Para llegar a ser lo que fue, Darío rehuyó a las tentaciones fáciles de la violencia individual y las sugestivas alienaciones que ofrece el sistema a las clases populares. Ni barra brava, ni cuartetero, ni matoncito de esquina, Darío estudiaba, militaba y con sus propias manos estaba levantando la casita en la que para fin de año tenía previsto compartir con su novia.
Sus creencias pueden compartirse o no, pero fueron tan leales y auténticas que murió en nombre de ellas. Cuando esto ocurre las diferencias dejan lugar al respeto. Otro podría haber sido el destino de Darío si no hubiera creído con fe de caballero en los valores de la solidaridad.
Cuando llegó a la estación podría haberse trepado al tren que estaba saliendo y hoy estaría comiendo un asado con sus amigos del barrio. Pero sucede que él no era hombre de dejar a un compañero tirado en el suelo. El que se estaba muriendo en el hall de la estación de trenes no era su amigo, ni su vecino, ni su pariente, era como quien dice un desconocido, pero para Darío era un ser humano, un compañero y él había aprendido que a nadie, ni siquiera al más maula, se lo deja tirado en el suelo sin intentar darle una mano.
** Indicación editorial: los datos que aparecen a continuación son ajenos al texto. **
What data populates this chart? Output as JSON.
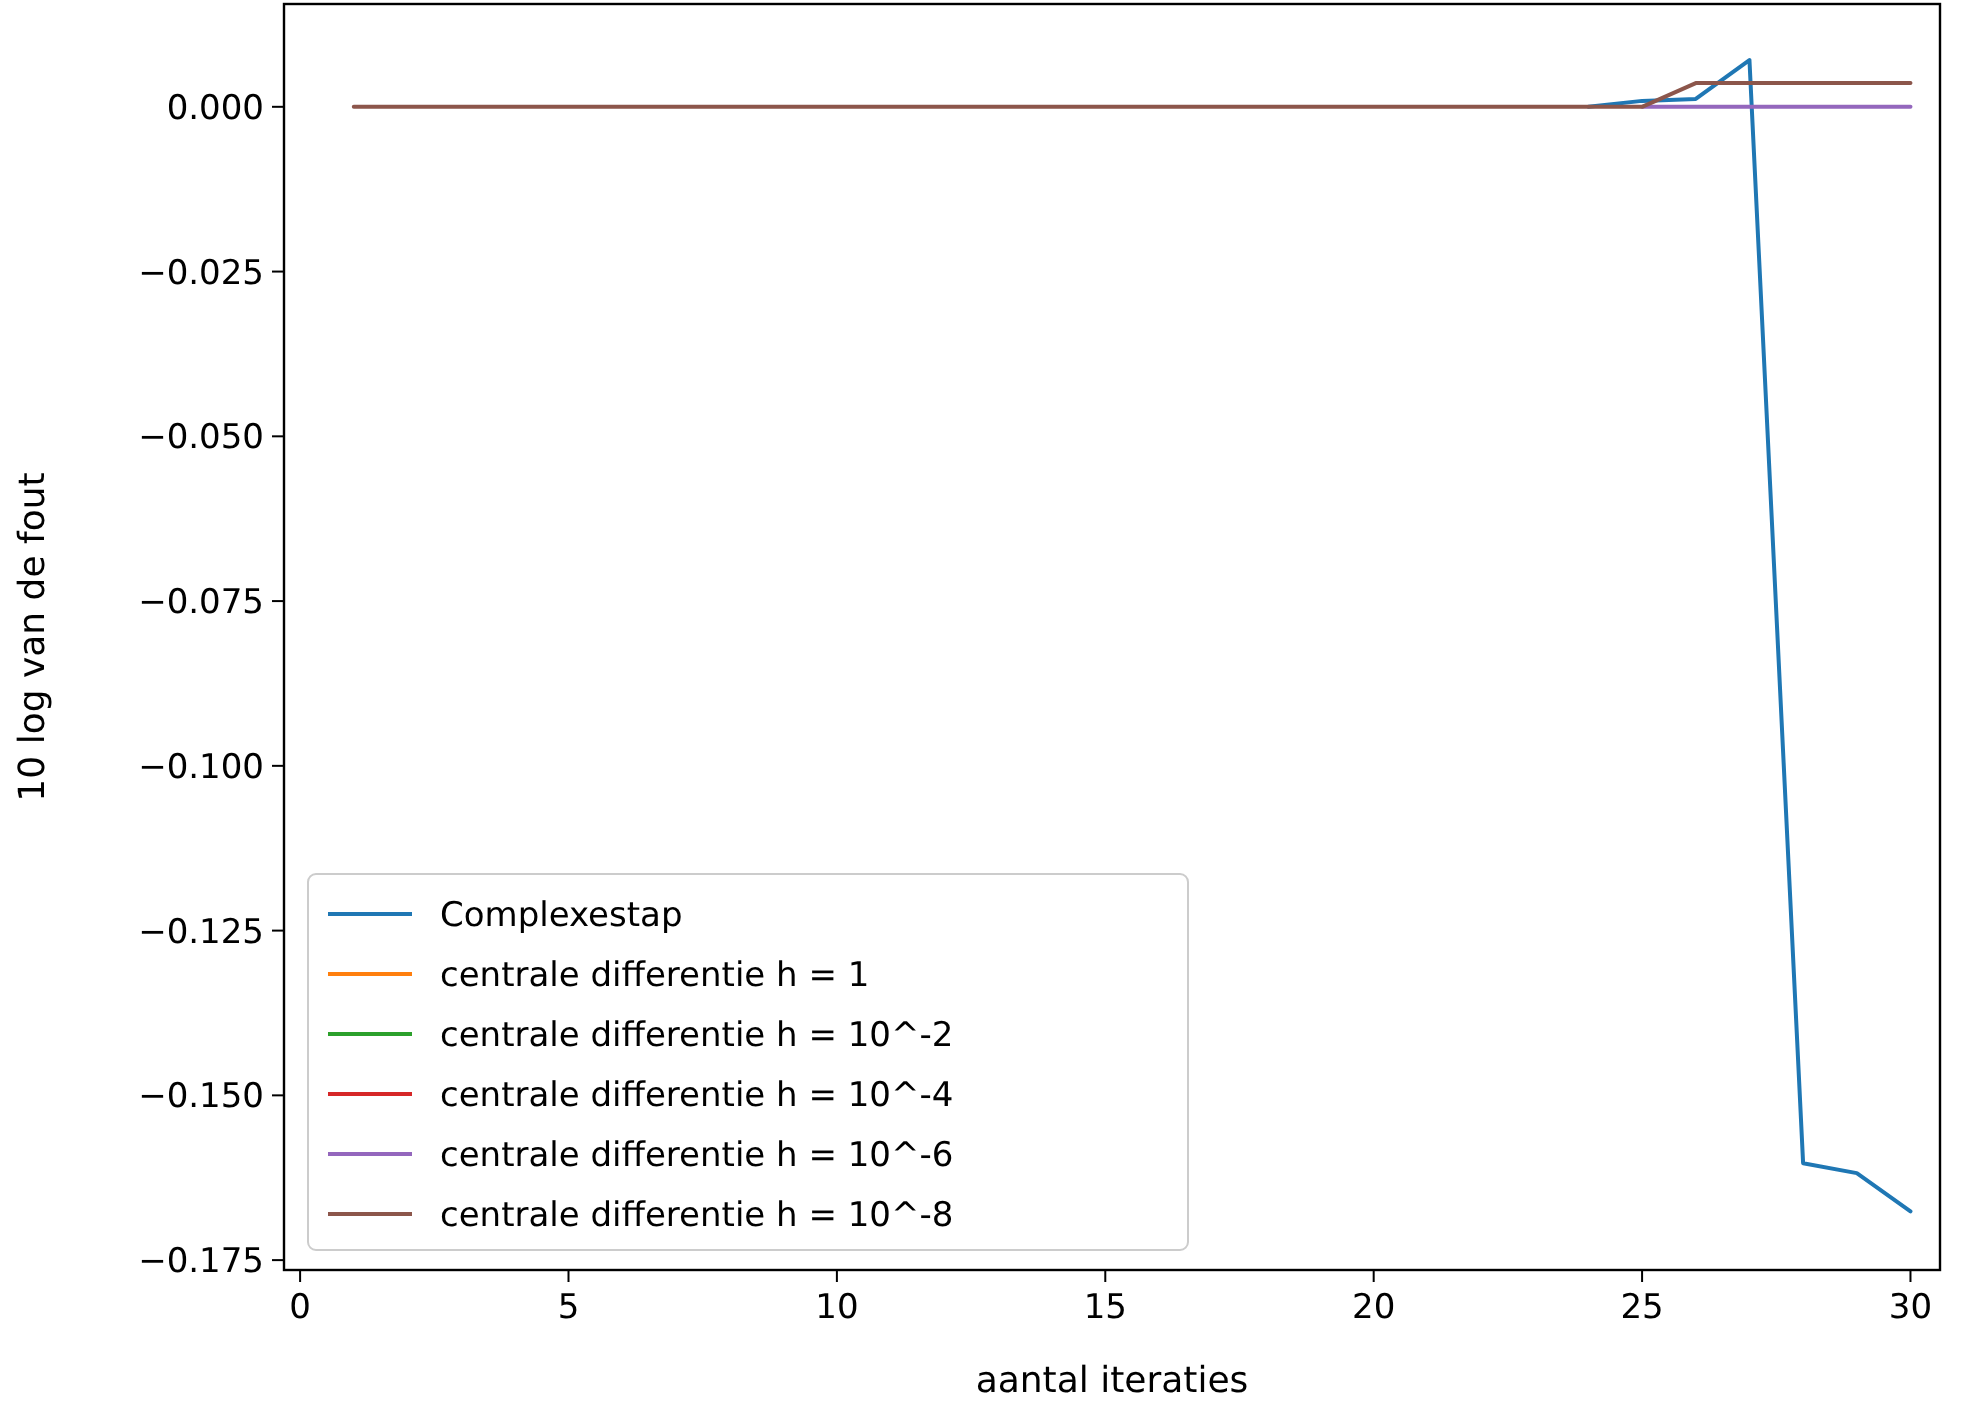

Hizo lo que debía hacer, lo que había aprendido no en la escuela ni en los libros, sino en el trato cotidiano con los que sufren, pero que no están dispuestos a aceptar como mansos borregos su condición de parias. Se quedó al lado del caído tratando de ayudarlo o de darle consuelo. Sabía que lo andaban buscando, sabía que lo conocían y que probablemente se la tenían jurada, sabía lo que podía pasarle, pero un hombre que se precia de ser tal no deja a un compañero desangrándose en el suelo. Y después algunos dicen que somos todos corruptos, sinvergüenzas y ladrones.
íQué lección la de este muchacho! íQué lección para los que se lavan la boca en el extranjero hablando pestes de los argentinos! íQué lección nos ha dado a todos con ese pequeño pero definitivo gesto de privilegiar la solidaridad por encima de la salvación personal! Su gesto lo pagó con la vida. Lo mataron como a un perro, por la espalda y sin darle tiempo de nada. Después lo arrastraron como una bolsa vieja para dejarlo morir en la calle. También ésa es una lección que no podemos desconocer. Un régimen se define por muchas cosas, entre otras por la manera de matar a sus disidentes.
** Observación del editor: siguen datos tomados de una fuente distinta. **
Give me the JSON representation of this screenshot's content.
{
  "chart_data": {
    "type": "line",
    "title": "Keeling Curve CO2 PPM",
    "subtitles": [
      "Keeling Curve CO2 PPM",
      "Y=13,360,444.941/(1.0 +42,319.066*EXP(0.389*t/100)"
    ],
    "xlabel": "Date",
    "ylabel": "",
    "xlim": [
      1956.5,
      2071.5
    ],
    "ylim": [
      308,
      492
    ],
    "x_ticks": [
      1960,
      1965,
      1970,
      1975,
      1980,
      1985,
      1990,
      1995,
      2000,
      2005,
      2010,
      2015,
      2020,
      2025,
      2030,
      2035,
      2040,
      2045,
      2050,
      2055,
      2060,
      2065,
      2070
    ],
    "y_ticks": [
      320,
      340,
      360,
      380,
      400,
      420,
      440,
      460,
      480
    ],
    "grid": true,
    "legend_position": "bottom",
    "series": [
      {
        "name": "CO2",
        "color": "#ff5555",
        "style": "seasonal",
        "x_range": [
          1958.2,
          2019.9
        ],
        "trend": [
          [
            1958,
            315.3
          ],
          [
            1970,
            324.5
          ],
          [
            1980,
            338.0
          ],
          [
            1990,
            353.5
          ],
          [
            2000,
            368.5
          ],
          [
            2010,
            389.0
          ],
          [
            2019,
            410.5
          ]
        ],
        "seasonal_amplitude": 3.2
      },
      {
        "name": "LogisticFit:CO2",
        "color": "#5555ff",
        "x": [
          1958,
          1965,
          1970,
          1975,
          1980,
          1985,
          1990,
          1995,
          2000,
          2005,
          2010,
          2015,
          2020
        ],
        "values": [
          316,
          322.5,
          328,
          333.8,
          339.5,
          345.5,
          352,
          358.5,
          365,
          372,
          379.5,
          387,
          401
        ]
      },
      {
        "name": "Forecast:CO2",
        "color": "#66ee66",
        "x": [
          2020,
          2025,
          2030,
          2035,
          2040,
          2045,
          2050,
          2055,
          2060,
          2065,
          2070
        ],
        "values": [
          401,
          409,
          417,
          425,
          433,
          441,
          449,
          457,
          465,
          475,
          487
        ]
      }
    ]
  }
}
El balance sería injusto si no reconoce que los responsables del crimen están presos y que el presidente de la Nación calificó a los hechos como «una feroz cacería». Consuela, pero no alcanza.
Para conocer el rostro de Darío fue necesario que ocurra esta muerte injusta y alevosa. El destino de los hijos del pueblo parece ser el anonimato. Los pobres no tiene historia. La vida de ellos es la infancia sin juguetes, la postergación social, el rechazo, la marginación y la monotonía infame del hambre y la miseria. Los jóvenes pobres no pueden hablar de generación, porque ése es un lujo de las clases medias y las clases altas. La fiesta de la vida para ellos no existe y si la conocen es porque la espiaron de lejos.
Sólo en el momento de la lucha y de la muerte, sus rostros salen a la superficie y como un relámpago fugaz nos hacen conocer su condición humana. Los hijos del pueblo no son ricos ni famosos, no figuran en las encuestas, nadie hace marketing con ellos, pero de pronto aparecen, aparecen como en el caso de Darío con sus facciones nobles, su mirada arrogante y sus gestos desafiantes. Aparecen con sus debilidades, con sus violencias, pero por sobre todas las cosas con su formidable humanidad, su viril ternura y su limpio testimonio.